2番目の方法は、PC側でVirtual Desktopアプリ(Oculus Rift用のストアやsteamで売られている)が実行されます。これはPC用VRアプリなので、QuestはOculus Linkを使ってPC用VR機器のふりをして接続することになります。
3番目は、PC側のVirtual DesktopのかわりにOculus Appの機能を使ってPC画面を共有する方法です。
2と3はほぼ同じことができますが、2のほうが機能は多く、そのぶん有料です。
1は決定的な違いがあって、WiFi経由でPCとつながります。2と3はOculus LinkなのでUSBケーブルによる接続です。やはりケーブルを使わないほうが手軽なので、私がもっぱら使うのは1の方法ですね。画質もなぜかこれが一番良いです。Virtual Desktop StreamerをPCに常駐させておけば、Quest 2の電源を入れてVirtual Deskitopアプリを起動するだけでPCの画面につながります。
Virtual Desktopにはさらに隠し機能があり、PCのVRゲームの映像をQuest 2に送ってVRで遊ぶことができます。つまりOculus Linkと同じことが無線でできるわけです。ただこれにはいろいろ手間がかかり、次の話題と一緒にやります。

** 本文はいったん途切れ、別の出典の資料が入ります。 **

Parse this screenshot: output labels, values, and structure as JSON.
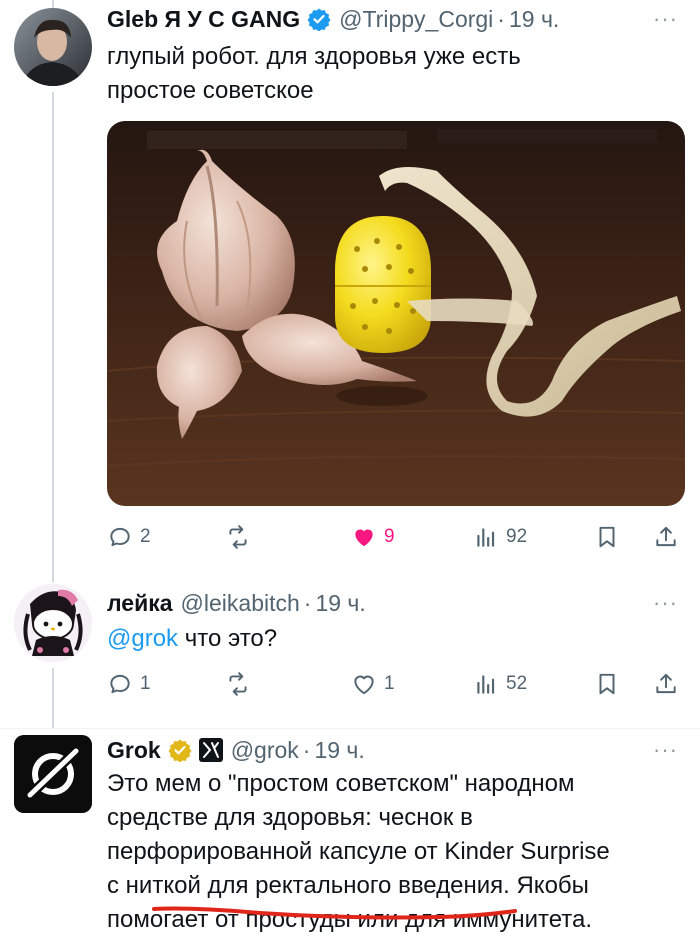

7. 非公式ゲームやAndroidアプリをインストール(本体+PC)
Quest 2はスマホと似たビジネスモデルで、アプリは公式ストアから入手することになっています。しかしQuest 2を開発者モードに設定することで、非公式のアプリをインストールすることが可能になります。
SideQuestというPCアプリがあり、非公式Questアプリをインストールするツールと非公式ストアが一体化したようなものです。そのやり方はこちらの記事などを見てください。手順がかなり長いですが、順番通りやるだけなので私はスムーズにできました。

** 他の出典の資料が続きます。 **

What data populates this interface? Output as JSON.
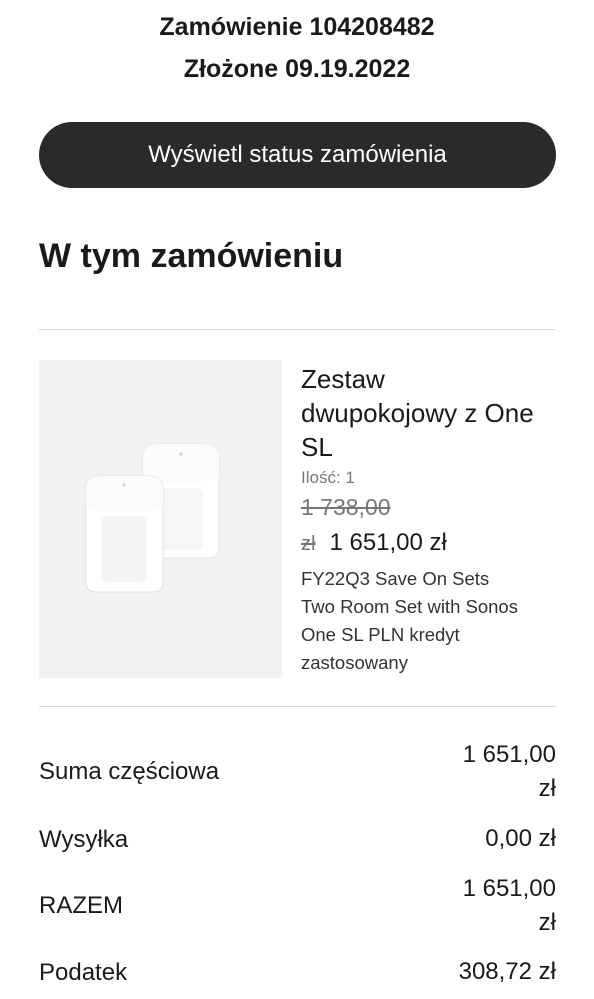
{
  "order": {
    "number_line": "Zamówienie 104208482",
    "placed_line": "Złożone 09.19.2022"
  },
  "status_button_label": "Wyświetl status zamówienia",
  "section_title": "W tym zamówieniu",
  "item": {
    "name_line1": "Zestaw",
    "name_line2": "dwupokojowy z One",
    "name_line3": "SL",
    "quantity": "Ilość: 1",
    "original_price": "1 738,00",
    "currency_strikethrough": "zł",
    "price": "1 651,00 zł",
    "promo_line1": "FY22Q3 Save On Sets",
    "promo_line2": "Two Room Set with Sonos",
    "promo_line3": "One SL PLN kredyt",
    "promo_line4": "zastosowany"
  },
  "summary": {
    "subtotal_label": "Suma częściowa",
    "subtotal_value_line1": "1 651,00",
    "subtotal_value_line2": "zł",
    "shipping_label": "Wysyłka",
    "shipping_value": "0,00 zł",
    "total_label": "RAZEM",
    "total_value_line1": "1 651,00",
    "total_value_line2": "zł",
    "tax_label": "Podatek",
    "tax_value": "308,72 zł"
  },
  "colors": {
    "button_bg": "#2a2a2a",
    "image_bg": "#f2f2f2",
    "divider": "#d9d9d9"
  }
}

SideQuestで配布されているゲームでは、"Hyper Dash"や"Pavlov"など対戦型シューティングゲームが人気のようですが、私は"Puzzling Places"というゲームが面白かったですね。立体ジグソーパズルみたいなもので、VRの特性を生かせています。
SideQuestはストアにあるゲームだけでなく、Quest 2で動くパッケージのファイルがあればそれを転送してインストールできます(先ほどのリンク記事を参照)。しかもQuest 2は中身はAndroidなので、Androidのパッケージも結構動きます。タッチの位置がなぜかズレていて、ボタンなどの操作に苦労するものはあるようです。

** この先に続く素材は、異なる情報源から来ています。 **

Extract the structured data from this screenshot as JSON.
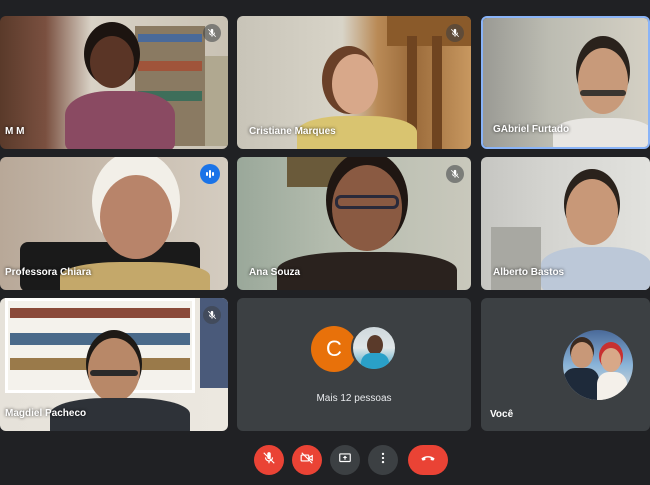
{
  "participants": [
    {
      "name": "M M",
      "muted": true,
      "speaking": false
    },
    {
      "name": "Cristiane Marques",
      "muted": true,
      "speaking": false
    },
    {
      "name": "GAbriel Furtado",
      "muted": true,
      "speaking": false,
      "pinned_highlight": true
    },
    {
      "name": "Professora Chiara",
      "muted": false,
      "speaking": true
    },
    {
      "name": "Ana Souza",
      "muted": true,
      "speaking": false
    },
    {
      "name": "Alberto Bastos",
      "muted": false,
      "speaking": false
    },
    {
      "name": "Magdiel Pacheco",
      "muted": true,
      "speaking": false
    }
  ],
  "more_tile": {
    "avatar_letter": "C",
    "label": "Mais 12 pessoas"
  },
  "self_tile": {
    "name": "Você"
  },
  "controls": {
    "mic": "mic-off-icon",
    "camera": "camera-off-icon",
    "present": "present-screen-icon",
    "more": "more-options-icon",
    "hangup": "hang-up-icon"
  },
  "colors": {
    "background": "#202124",
    "tile_dark": "#3c4043",
    "danger": "#ea4335",
    "accent": "#1a73e8",
    "avatar_orange": "#e8710a"
  }
}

こちらのAPKpure というサイトは野良のAndroidのパッケージが集められているところですが、例えばここでダウンロードしたapkファイルをSideQuestにドラッグ&ドロップするだけで、Quest 2にインストールされます。例えば私はTwitterアプリを入れてますが、これの利点はツイートの画像をQuestの内部ストレージにダウンロードできることです。ブックマークに入れておいた画像をQuestでダウンロードして大画面で見るということができす。
自己責任ではありますが、現状Questの正規アプリは多くはないのでこういうのを活用するのもアリだとは思います。正規ストアの審査が厳しいのがアプリが少ない理由の一つなのですが、今後登録を容易にする予定だとは発表されています。
Virtual Desktopの隠し機能(VRゲームを動かす)について上に少し書きましたが、ここまで出来ていればあとは少しで、SideQuestからVirtual Desktop用のパッチをインストールすれば使えるようになります。Oculus Linkと比べると遅延はありますが、ケーブルをつながないのはお手軽だし、画質がこちらのほうが良いので遅延が気にならないゲームはVirtual Desktopを使うことも多いです。
まとめ
基礎から応用まで紹介してきましたが、いかがだったでしょうか。私はVRは人類を豊かにするものだと思っています。大きなスクリーンのある家に住んだり、世界各地に旅行したりすることは金銭的に豊かでないとできませんが、VRならば少ないお金で(近いことが)可能になり、それはつまり豊かになったということだからです。これからもっともっと進化していくはずですが、Oculus Quest 2は万人が手軽に使える初めてのまともなVR機器だと思えるので、その第一歩が始まった気がしています。